10. The hydraulic machine according to the claim 9, further comprising a die that reciprocates on said reciprocation mechanism to apply pressure to a workpiece.

11. The hydraulic machine according to the claim 9, further comprising:a die for applying pressure and bending a workpiece at a prescribed angle, said die reciprocating on said reciprocation mechanism; a pressure force detecting means for detecting a pressure force effected from the die to the workpiece; a thickness detecting means for detecting contact of the die with the workpiece by comparing a pressure value detected by the pressure force detecting means with a prescribed threshold, and detecting a thickness of the workpiece by using the position value detected by said position detecting means on detecting the contact of the die with the workpiece; and said control means determining a shift of a terminal position of the die according to the thickness of the workpiece detected by said thickness detecting means, and stopping the revolution of the servomotor when the position value detected by the position detecting means arrives to the terminal position.

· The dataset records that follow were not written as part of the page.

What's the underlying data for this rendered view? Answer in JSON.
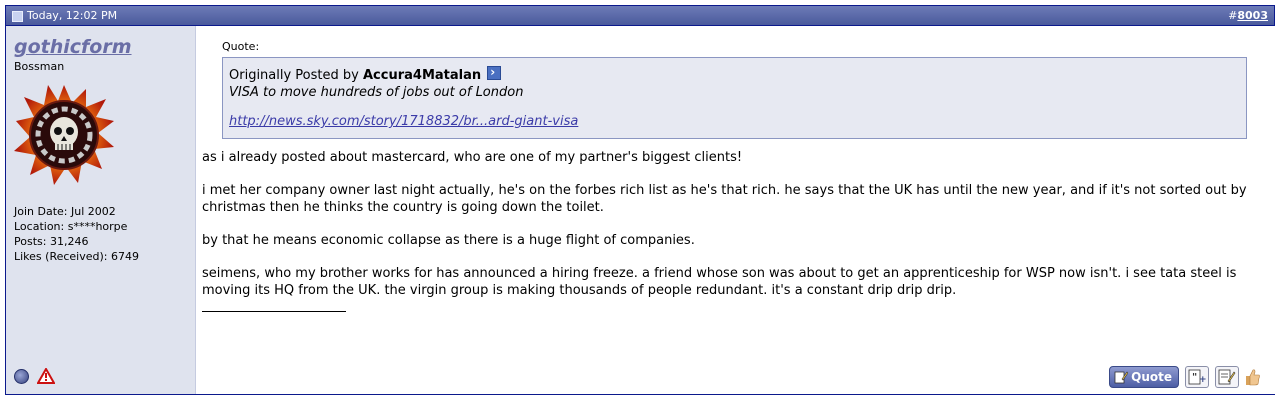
{
  "header": {
    "datetime": "Today, 12:02 PM",
    "post_number_prefix": "#",
    "post_number": "8003"
  },
  "user": {
    "name": "gothicform",
    "title": "Bossman",
    "info": [
      "Join Date: Jul 2002",
      "Location: s****horpe",
      "Posts: 31,246",
      "Likes (Received): 6749"
    ]
  },
  "quote": {
    "label": "Quote:",
    "originally_posted_by": "Originally Posted by",
    "author": "Accura4Matalan",
    "text": "VISA to move hundreds of jobs out of London",
    "link": "http://news.sky.com/story/1718832/br...ard-giant-visa"
  },
  "message": [
    "as i already posted about mastercard, who are one of my partner's biggest clients!",
    "i met her company owner last night actually, he's on the forbes rich list as he's that rich. he says that the UK has until the new year, and if it's not sorted out by christmas then he thinks the country is going down the toilet.",
    "by that he means economic collapse as there is a huge flight of companies.",
    "seimens, who my brother works for has announced a hiring freeze. a friend whose son was about to get an apprenticeship for WSP now isn't. i see tata steel is moving its HQ from the UK. the virgin group is making thousands of people redundant. it's a constant drip drip drip."
  ],
  "buttons": {
    "quote_label": "Quote"
  },
  "colors": {
    "header_bg": "#5060a4",
    "sidebar_bg": "#dfe3ee",
    "username": "#6a6ea6",
    "quote_bg": "#e7e9f2"
  }
}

12. A hydraulic machine comprising:a reciprocation mechanism comprising a cylinder unit having a first cylinder chamber and a second cylinder chamber having different cross-sectional areas, and a third cylinder chamber; a hydraulic circuit comprising a plurality of paths for feeding hydraulic oil into respective ones of the first, second and third cylinder chambers in the cylinder unit; a hydraulic pump for sending hydraulic oil to the hydraulic circuit; a servomotor for driving said hydraulic pump; a position detecting means for detecting position of reciprocation movement due to the reciprocation mechanism; and a control means for controlling path switching in the hydraulic circuit to direct the hydraulic oil and controlling revolving operation of the servomotor to effect pressure control based on a position value detected by the position detecting means.

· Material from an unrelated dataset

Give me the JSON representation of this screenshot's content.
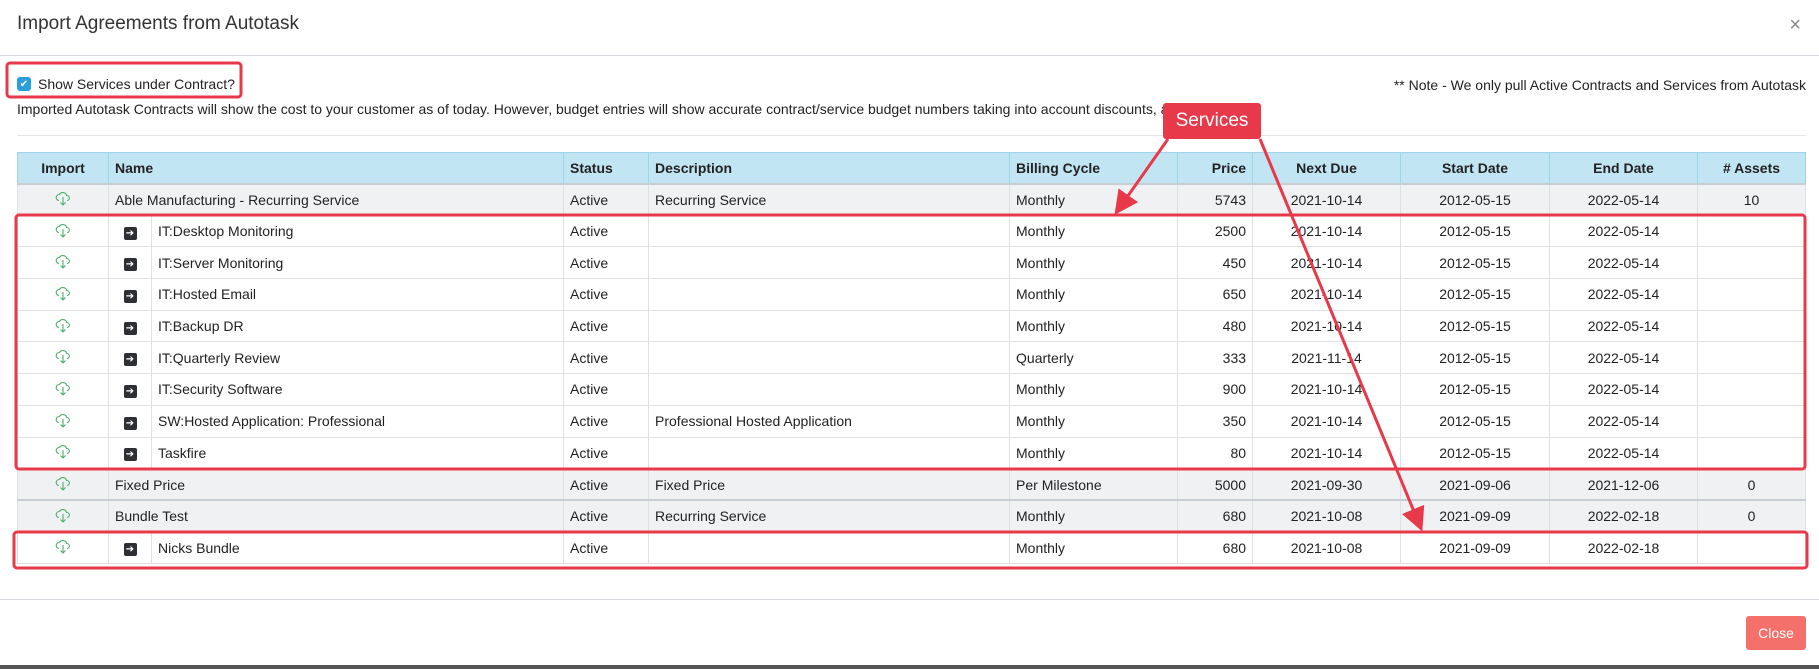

13. The hydraulic machine according to the claim 12, further comprising a die that reciprocates on said reciprocation mechanism to apply pressure to a workpiece.

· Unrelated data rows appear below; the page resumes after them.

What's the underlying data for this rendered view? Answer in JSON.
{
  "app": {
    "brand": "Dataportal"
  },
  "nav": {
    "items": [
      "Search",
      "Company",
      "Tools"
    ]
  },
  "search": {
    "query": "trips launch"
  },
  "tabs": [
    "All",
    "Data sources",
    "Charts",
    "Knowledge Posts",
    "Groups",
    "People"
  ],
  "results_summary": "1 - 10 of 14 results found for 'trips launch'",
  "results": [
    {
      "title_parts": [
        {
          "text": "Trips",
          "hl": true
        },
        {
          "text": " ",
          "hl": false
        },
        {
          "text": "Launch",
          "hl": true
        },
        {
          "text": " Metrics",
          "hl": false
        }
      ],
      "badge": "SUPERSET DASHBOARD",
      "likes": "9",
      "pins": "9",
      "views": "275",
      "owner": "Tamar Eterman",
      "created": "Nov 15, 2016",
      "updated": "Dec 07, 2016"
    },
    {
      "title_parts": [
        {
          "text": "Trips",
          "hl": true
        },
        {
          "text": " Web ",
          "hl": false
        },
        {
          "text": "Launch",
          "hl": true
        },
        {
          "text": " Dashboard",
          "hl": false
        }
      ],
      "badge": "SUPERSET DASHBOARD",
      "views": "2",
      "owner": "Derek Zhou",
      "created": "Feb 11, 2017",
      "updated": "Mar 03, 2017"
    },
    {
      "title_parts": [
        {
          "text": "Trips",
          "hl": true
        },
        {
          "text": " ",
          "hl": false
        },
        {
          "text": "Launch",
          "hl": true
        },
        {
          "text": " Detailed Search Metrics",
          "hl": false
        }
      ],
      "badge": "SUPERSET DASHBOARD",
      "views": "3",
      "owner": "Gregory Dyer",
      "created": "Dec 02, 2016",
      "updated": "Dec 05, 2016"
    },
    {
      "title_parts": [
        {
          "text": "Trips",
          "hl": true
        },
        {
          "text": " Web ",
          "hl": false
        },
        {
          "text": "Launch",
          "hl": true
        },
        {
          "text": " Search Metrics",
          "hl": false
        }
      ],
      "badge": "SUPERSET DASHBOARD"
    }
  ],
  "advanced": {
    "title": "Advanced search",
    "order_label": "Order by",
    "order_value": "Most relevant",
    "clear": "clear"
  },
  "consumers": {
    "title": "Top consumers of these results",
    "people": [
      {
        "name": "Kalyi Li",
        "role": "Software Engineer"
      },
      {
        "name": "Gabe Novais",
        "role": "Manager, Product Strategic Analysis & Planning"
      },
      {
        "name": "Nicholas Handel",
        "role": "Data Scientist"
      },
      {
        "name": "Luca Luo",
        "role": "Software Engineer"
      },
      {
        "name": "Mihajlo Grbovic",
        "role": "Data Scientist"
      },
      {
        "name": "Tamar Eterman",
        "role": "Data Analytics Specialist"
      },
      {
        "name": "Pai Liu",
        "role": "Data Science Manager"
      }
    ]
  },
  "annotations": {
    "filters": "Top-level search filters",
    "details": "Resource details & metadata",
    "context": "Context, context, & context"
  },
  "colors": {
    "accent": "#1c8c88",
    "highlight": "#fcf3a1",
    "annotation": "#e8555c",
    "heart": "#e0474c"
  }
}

14. The hydraulic machine according to the claim 12 further comprising:a die reciprocated by said reciprocation mechanism to apply pressure to and bend a workpiece at a prescribed angle; a pressure force detecting means for detecting a pressure force effected from the die to the workpiece; a thickness detecting means for detecting the contact of the die with the workpiece by comparing a pressure value detected by the pressure force detecting means with a prescribed threshold, and detecting a thickness of the workpiece by using the position value detected by said position detecting means on detecting the contact of the die with the workpiece; and said control means determining a shift of a terminal position of the die according to the thickness of the workpiece detected by said thickness detecting means, and stopping the revolution of the servomotor when the position value detected by the position detecting means arrives to the terminal position.